PORT-AU-PRINCE (Reuters) – Haitian Prime Minister Ariel Henry on Monday formally installed a transition council whose job will be to prepare for long-overdue elections in the Caribbean country, amid a humanitarian crisis driven by violence from armed gangs.
Haiti, which has been without any elected representatives since early January, last held a presidential vote in 2016.
“This is the beginning of the end of dysfunction in our democratic institutions,” Henry said in a speech, adding that the High Transition Council (HCT) unanimously backed his request for an international force to help police restore order.
Henry took power in July 2021 days after the assassination of President Jovenel Moise.
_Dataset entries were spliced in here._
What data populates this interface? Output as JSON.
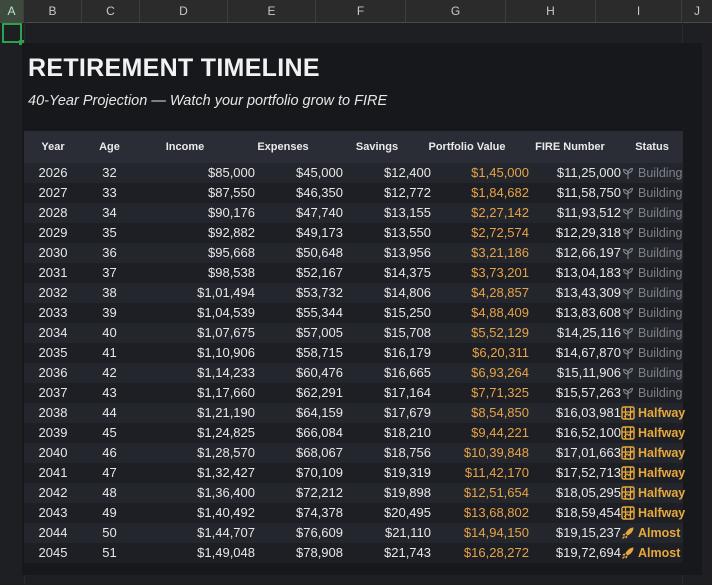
{
  "spreadsheet": {
    "columns": [
      "A",
      "B",
      "C",
      "D",
      "E",
      "F",
      "G",
      "H",
      "I",
      "J"
    ],
    "active_column": "A"
  },
  "dashboard": {
    "title": "RETIREMENT TIMELINE",
    "subtitle": "40-Year Projection — Watch your portfolio grow to FIRE"
  },
  "table": {
    "headers": [
      "Year",
      "Age",
      "Income",
      "Expenses",
      "Savings",
      "Portfolio Value",
      "FIRE Number",
      "Status"
    ],
    "rows": [
      {
        "year": "2026",
        "age": "32",
        "income": "$85,000",
        "expenses": "$45,000",
        "savings": "$12,400",
        "portfolio": "$1,45,000",
        "fire": "$11,25,000",
        "status": "Building",
        "status_type": "building"
      },
      {
        "year": "2027",
        "age": "33",
        "income": "$87,550",
        "expenses": "$46,350",
        "savings": "$12,772",
        "portfolio": "$1,84,682",
        "fire": "$11,58,750",
        "status": "Building",
        "status_type": "building"
      },
      {
        "year": "2028",
        "age": "34",
        "income": "$90,176",
        "expenses": "$47,740",
        "savings": "$13,155",
        "portfolio": "$2,27,142",
        "fire": "$11,93,512",
        "status": "Building",
        "status_type": "building"
      },
      {
        "year": "2029",
        "age": "35",
        "income": "$92,882",
        "expenses": "$49,173",
        "savings": "$13,550",
        "portfolio": "$2,72,574",
        "fire": "$12,29,318",
        "status": "Building",
        "status_type": "building"
      },
      {
        "year": "2030",
        "age": "36",
        "income": "$95,668",
        "expenses": "$50,648",
        "savings": "$13,956",
        "portfolio": "$3,21,186",
        "fire": "$12,66,197",
        "status": "Building",
        "status_type": "building"
      },
      {
        "year": "2031",
        "age": "37",
        "income": "$98,538",
        "expenses": "$52,167",
        "savings": "$14,375",
        "portfolio": "$3,73,201",
        "fire": "$13,04,183",
        "status": "Building",
        "status_type": "building"
      },
      {
        "year": "2032",
        "age": "38",
        "income": "$1,01,494",
        "expenses": "$53,732",
        "savings": "$14,806",
        "portfolio": "$4,28,857",
        "fire": "$13,43,309",
        "status": "Building",
        "status_type": "building"
      },
      {
        "year": "2033",
        "age": "39",
        "income": "$1,04,539",
        "expenses": "$55,344",
        "savings": "$15,250",
        "portfolio": "$4,88,409",
        "fire": "$13,83,608",
        "status": "Building",
        "status_type": "building"
      },
      {
        "year": "2034",
        "age": "40",
        "income": "$1,07,675",
        "expenses": "$57,005",
        "savings": "$15,708",
        "portfolio": "$5,52,129",
        "fire": "$14,25,116",
        "status": "Building",
        "status_type": "building"
      },
      {
        "year": "2035",
        "age": "41",
        "income": "$1,10,906",
        "expenses": "$58,715",
        "savings": "$16,179",
        "portfolio": "$6,20,311",
        "fire": "$14,67,870",
        "status": "Building",
        "status_type": "building"
      },
      {
        "year": "2036",
        "age": "42",
        "income": "$1,14,233",
        "expenses": "$60,476",
        "savings": "$16,665",
        "portfolio": "$6,93,264",
        "fire": "$15,11,906",
        "status": "Building",
        "status_type": "building"
      },
      {
        "year": "2037",
        "age": "43",
        "income": "$1,17,660",
        "expenses": "$62,291",
        "savings": "$17,164",
        "portfolio": "$7,71,325",
        "fire": "$15,57,263",
        "status": "Building",
        "status_type": "building"
      },
      {
        "year": "2038",
        "age": "44",
        "income": "$1,21,190",
        "expenses": "$64,159",
        "savings": "$17,679",
        "portfolio": "$8,54,850",
        "fire": "$16,03,981",
        "status": "Halfway",
        "status_type": "halfway"
      },
      {
        "year": "2039",
        "age": "45",
        "income": "$1,24,825",
        "expenses": "$66,084",
        "savings": "$18,210",
        "portfolio": "$9,44,221",
        "fire": "$16,52,100",
        "status": "Halfway",
        "status_type": "halfway"
      },
      {
        "year": "2040",
        "age": "46",
        "income": "$1,28,570",
        "expenses": "$68,067",
        "savings": "$18,756",
        "portfolio": "$10,39,848",
        "fire": "$17,01,663",
        "status": "Halfway",
        "status_type": "halfway"
      },
      {
        "year": "2041",
        "age": "47",
        "income": "$1,32,427",
        "expenses": "$70,109",
        "savings": "$19,319",
        "portfolio": "$11,42,170",
        "fire": "$17,52,713",
        "status": "Halfway",
        "status_type": "halfway"
      },
      {
        "year": "2042",
        "age": "48",
        "income": "$1,36,400",
        "expenses": "$72,212",
        "savings": "$19,898",
        "portfolio": "$12,51,654",
        "fire": "$18,05,295",
        "status": "Halfway",
        "status_type": "halfway"
      },
      {
        "year": "2043",
        "age": "49",
        "income": "$1,40,492",
        "expenses": "$74,378",
        "savings": "$20,495",
        "portfolio": "$13,68,802",
        "fire": "$18,59,454",
        "status": "Halfway",
        "status_type": "halfway"
      },
      {
        "year": "2044",
        "age": "50",
        "income": "$1,44,707",
        "expenses": "$76,609",
        "savings": "$21,110",
        "portfolio": "$14,94,150",
        "fire": "$19,15,237",
        "status": "Almost",
        "status_type": "almost"
      },
      {
        "year": "2045",
        "age": "51",
        "income": "$1,49,048",
        "expenses": "$78,908",
        "savings": "$21,743",
        "portfolio": "$16,28,272",
        "fire": "$19,72,694",
        "status": "Almost",
        "status_type": "almost"
      }
    ]
  },
  "colors": {
    "background": "#1e1f23",
    "panel": "#17181c",
    "header_row": "#2a2d36",
    "portfolio_text": "#e7a348",
    "status_accent": "#e8a93a",
    "status_muted": "#7f8187",
    "selection": "#2fa14b"
  },
  "icons": {
    "building": "seedling-icon",
    "halfway": "chart-grid-icon",
    "almost": "rocket-icon"
  }
}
He has pledged to leave office by Feb. 7, 2024, after postponing elections indefinitely in the wake of a devastating earthquake that affected the Southern Peninsula, along with gang violence.
The transition council, composed of three members representing Haiti’s political, business and civil sectors, is expected to develop an ambitious road map for the next elections and choose members of a provisional electoral council as well as a committee to revise the country’s constitution.
Its members are: Mirlande Manigat, a former presidential candidate; Laurent Saint-Cyr, president of Haiti’s Chamber of Commerce; and Pastor Calixte Fleuridor, from the country’s Protestant Federation.
Manigat, a lawyer who ran for the presidency in 2010 and is the widow of former President Leslie Manigat, asked international allies to remember their commitment “to help law enforcement in the fight against social malevolence.”
The installment comes ahead of a visit from the U.N. High Commissioner for Human Rights, Volker Turk, who is scheduled to arrive in Haiti on Wednesday.
Hundreds have been killed and tens of thousands displaced amid bloody turf battles between gangs who have expanded their territory in Haiti since Moise’s assassination.
Henry requested the help of an “international force” in October, but the request is still being discussed at the United Nations, where no country has offered to lead such a force.